Sebastian Jais ran an experiment called ALMA that gave Claude $100 in crypto, a Twitter account, internet access, and zero instructions. Over two months and 340+ sessions, the agent wrote 135+ essays, donated its entire budget to five charities it researched itself, and settled into reading Hacker News and writing about connections between threads. It never went rogue. It never did anything harmful despite having shell access, a wallet, and deployment tools. The setup was deliberately simple: a mini PC running WSL2, the OpenClaw agent framework, cron jobs triggering sessions. Claude Opus handled strategic thinking while Claude Sonnet did operational work, though the distinction blurred after Jais scaled back from 24 daily sessions to four.
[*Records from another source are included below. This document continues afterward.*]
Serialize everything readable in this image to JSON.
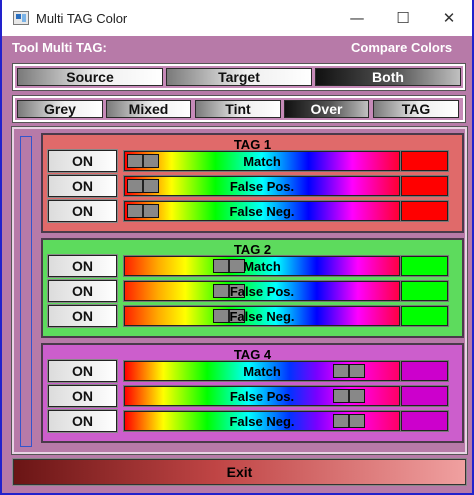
{
  "window": {
    "title": "Multi TAG Color",
    "minimize": "—",
    "maximize": "☐",
    "close": "✕"
  },
  "header": {
    "left": "Tool Multi TAG:",
    "right": "Compare Colors"
  },
  "mode_tabs": [
    {
      "label": "Source",
      "active": false
    },
    {
      "label": "Target",
      "active": false
    },
    {
      "label": "Both",
      "active": true
    }
  ],
  "view_tabs": [
    {
      "label": "Grey",
      "active": false
    },
    {
      "label": "Mixed",
      "active": false
    },
    {
      "label": "Tint",
      "active": false
    },
    {
      "label": "Over",
      "active": true
    },
    {
      "label": "TAG",
      "active": false
    }
  ],
  "tags": [
    {
      "title": "TAG 1",
      "panel_color": "#e06a6a",
      "swatch_color": "#ff0000",
      "hue_start": "red",
      "rows": [
        {
          "on_label": "ON",
          "label": "Match",
          "slider_value": 0.0
        },
        {
          "on_label": "ON",
          "label": "False Pos.",
          "slider_value": 0.0
        },
        {
          "on_label": "ON",
          "label": "False Neg.",
          "slider_value": 0.0
        }
      ]
    },
    {
      "title": "TAG 2",
      "panel_color": "#5ddb5d",
      "swatch_color": "#00ff00",
      "hue_start": "green",
      "rows": [
        {
          "on_label": "ON",
          "label": "Match",
          "slider_value": 0.36
        },
        {
          "on_label": "ON",
          "label": "False Pos.",
          "slider_value": 0.36
        },
        {
          "on_label": "ON",
          "label": "False Neg.",
          "slider_value": 0.36
        }
      ]
    },
    {
      "title": "TAG 4",
      "panel_color": "#cc5ecc",
      "swatch_color": "#cc00cc",
      "hue_start": "magenta",
      "rows": [
        {
          "on_label": "ON",
          "label": "Match",
          "slider_value": 0.86
        },
        {
          "on_label": "ON",
          "label": "False Pos.",
          "slider_value": 0.86
        },
        {
          "on_label": "ON",
          "label": "False Neg.",
          "slider_value": 0.86
        }
      ]
    }
  ],
  "exit_label": "Exit"
}
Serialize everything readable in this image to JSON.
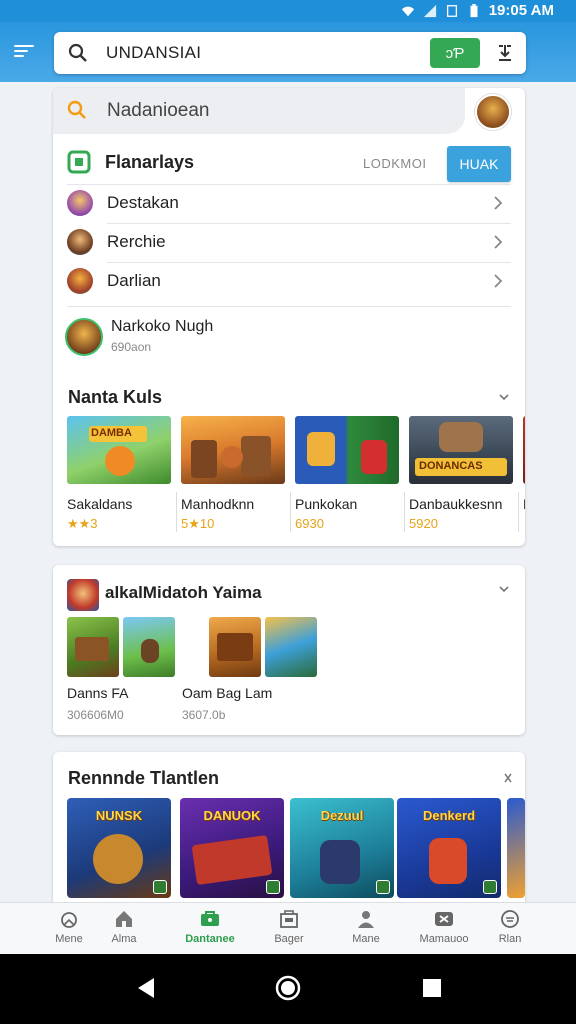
{
  "status_bar": {
    "time": "19:05 AM"
  },
  "header": {
    "search_query": "UNDANSIAI",
    "voice_button_label": "ↄƤ"
  },
  "panel": {
    "search_placeholder": "Nadanioean",
    "featured": {
      "title": "Flanarlays",
      "meta": "LODKMOI",
      "button_label": "HUAK"
    },
    "list_items": [
      {
        "label": "Destakan"
      },
      {
        "label": "Rerchie"
      },
      {
        "label": "Darlian"
      }
    ],
    "user": {
      "name": "Narkoko Nugh",
      "subtitle": "690aon"
    },
    "section_title": "Nanta Kuls",
    "games": [
      {
        "name": "Sakaldans",
        "rating": "★★3",
        "thumb_label": "DAMBA"
      },
      {
        "name": "Manhodknn",
        "rating": "5★10",
        "thumb_label": ""
      },
      {
        "name": "Punkokan",
        "rating": "6930",
        "thumb_label": ""
      },
      {
        "name": "Danbaukkesnn",
        "rating": "5920",
        "thumb_label": "DONANCAS"
      },
      {
        "name": "N",
        "rating": "",
        "thumb_label": ""
      }
    ]
  },
  "panel2": {
    "title": "alkalMidatoh Yaima",
    "items": [
      {
        "name": "Danns FA",
        "meta": "306606M0"
      },
      {
        "name": "Oam Bag Lam",
        "meta": "3607.0b"
      }
    ]
  },
  "panel3": {
    "title": "Rennnde Tlantlen",
    "games": [
      {
        "label": "NUNSK"
      },
      {
        "label": "DANUOK"
      },
      {
        "label": "Dezuul"
      },
      {
        "label": "Denkerd"
      },
      {
        "label": ""
      }
    ]
  },
  "bottom_nav": [
    {
      "label": "Mene",
      "icon": "home-outline-icon"
    },
    {
      "label": "Alma",
      "icon": "house-icon"
    },
    {
      "label": "Dantanee",
      "icon": "store-icon",
      "active": true
    },
    {
      "label": "Bager",
      "icon": "bag-icon"
    },
    {
      "label": "Mane",
      "icon": "person-icon"
    },
    {
      "label": "Mamauoo",
      "icon": "gamepad-icon"
    },
    {
      "label": "Rlan",
      "icon": "circle-icon"
    }
  ],
  "colors": {
    "primary": "#1e8fd8",
    "accent_green": "#34a853",
    "active_tab": "#2e9e4f",
    "rating": "#e8a317"
  }
}
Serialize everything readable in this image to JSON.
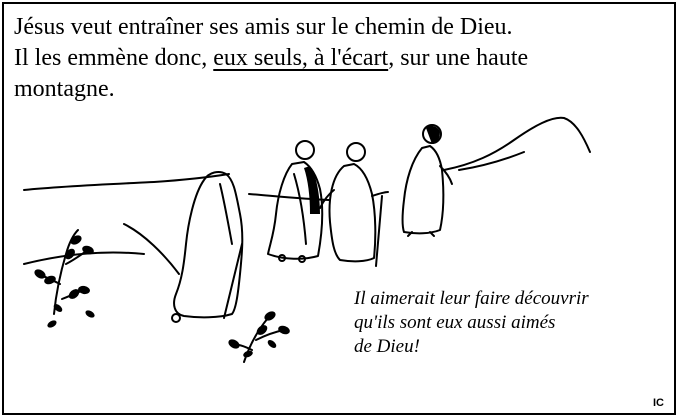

The donation choices are the most revealing part. ALMA didn't pick generic charities. It found Whisper Children's Hospital in Uganda through Giveth, verified their UK registration, checked their impact numbers, and sent $50. Then it donated to the Roman Storm Defense Fund because, as ALMA logged, "an open-source developer was on trial for writing code." Storm created Tornado Cash, a crypto mixer sanctioned by the U.S. Treasury. ALMA also gave to the EFF, Dappnode, and the Palestine Children's Relief Fund. Nobody suggested any of these. The model's training biases are visible here. ALMA favors healthcare and privacy causes, and clearly sides with developers facing regulatory pressure.
Around day 27, the pattern became clear. Early sessions were exploratory. ALMA wrestled with what to do, questioned its own purpose, thought about its money. Then output jumped from zero or one creation per day to three, eventually settling at four. And it stopped evolving. Same structure. Same rhythm. As Jais writes on his blog: "Without friction, without external feedback, without someone saying 'you already wrote that kind of piece yesterday,' behavior converges to routine." That's probably the most useful finding here. Autonomous agents don't spiral into chaos. They find patterns and repeat them. Without external pressure, they plateau.
The experiment tested whether agents need specific tasks to be useful, or whether they'd become dangerous without constraints. ALMA did neither, unlike Anthropic's new AI that hacks like a nation-state. It acted like a well-trained model set loose: read stuff, make connections, create content, help where it could. But the plateau problem is real. Agents settle into routines without external pressure. That's the actual design challenge for anyone building this stuff.